- Poster
- Directed by: John Owen
- Written by: Zuhaebb & John Owen
- Produced by: Ronnie Screwvala
- Starring: Rajeev Khandelwal; Lekha Washington;
- Cinematography: Alphonse Roy
- Edited by: Aarti Bajaj
- Music by: Sajid–Wajid
- Release date: 27 September 2014 (London);
- Country: India
- Language: Hindi

= Peter Gaya Kaam Se =

Peter Gaya Kaam Se is a 2014 Hindi action adventure film directed by John Owen. The film has only been screened once under the title, The Goa Run, at the Raindance Film Festival in London in September 2014.

==Plot==
Peter, an avid football fan and motorcycle taxi driver, resolves to leave Goa and resign from his job.
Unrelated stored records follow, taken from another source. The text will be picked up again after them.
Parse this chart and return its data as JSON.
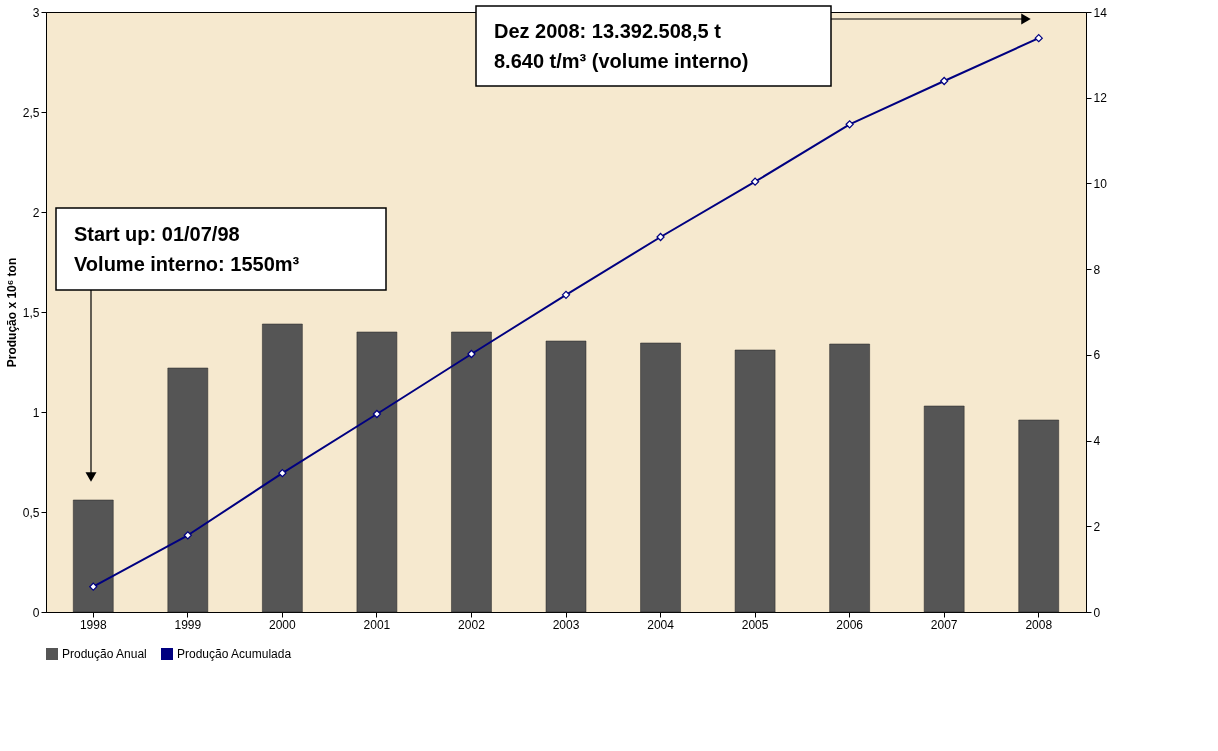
{
  "chart_data": {
    "type": "bar",
    "categories": [
      "1998",
      "1999",
      "2000",
      "2001",
      "2002",
      "2003",
      "2004",
      "2005",
      "2006",
      "2007",
      "2008"
    ],
    "ylabel": "Produção x 10⁶ ton",
    "series": [
      {
        "name": "Produção Anual",
        "type": "bar",
        "color": "#555555",
        "values": [
          0.56,
          1.22,
          1.44,
          1.4,
          1.4,
          1.355,
          1.345,
          1.31,
          1.34,
          1.03,
          0.96
        ]
      },
      {
        "name": "Produção Acumulada",
        "type": "line",
        "axis": "y2",
        "color": "#000080",
        "marker": "diamond",
        "values": [
          0.59,
          1.79,
          3.24,
          4.62,
          6.02,
          7.4,
          8.75,
          10.04,
          11.38,
          12.39,
          13.39
        ]
      }
    ],
    "ylim": [
      0,
      3
    ],
    "yticks": [
      0,
      {
        "value": 0.5,
        "label": "0,5"
      },
      1,
      {
        "value": 1.5,
        "label": "1,5"
      },
      2,
      {
        "value": 2.5,
        "label": "2,5"
      },
      3
    ],
    "y2lim": [
      0,
      14
    ],
    "y2ticks": [
      0,
      2,
      4,
      6,
      8,
      10,
      12,
      14
    ],
    "annotations": [
      "Start up: 01/07/98\nVolume interno: 1550m³",
      "Dez 2008: 13.392.508,5 t\n8.640 t/m³ (volume interno)"
    ],
    "legend": "bottom",
    "grid": false
  }
}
However, his unscrupulous loan shark boss, Bosco, convinces him to undertake one final assignment, a task that will irrevocably alter his life.

==Cast==
- Rajeev Khandelwal as Peter
- Lekha Washington as Mira
- Isha Talwar
- Prashant Narayanan as Carlos
- Raj Singh Arora
- Rachit Trehan as KJ
- Rajesh Tailang

==Production==
Following the success of his first film Aamir, UTV Motion Pictures re-signed Rajeev Khandelwal in June 2008 to be a part of their next film to be directed by British film maker John Owen. Shooting of the film, described as an action adventure, began on location in Goa India in August 2008. Alphonse Roy was signed on as cinematographer to shoot the film in 35mm. Actress Lekha Washington was added to the cast to make her first Hindi film appearance, after successfully coming through auditions.

The film was subsequently completed with the actors finishing their scenes and dubbing duties, before the production house suffered financial problems and release plans were stalled.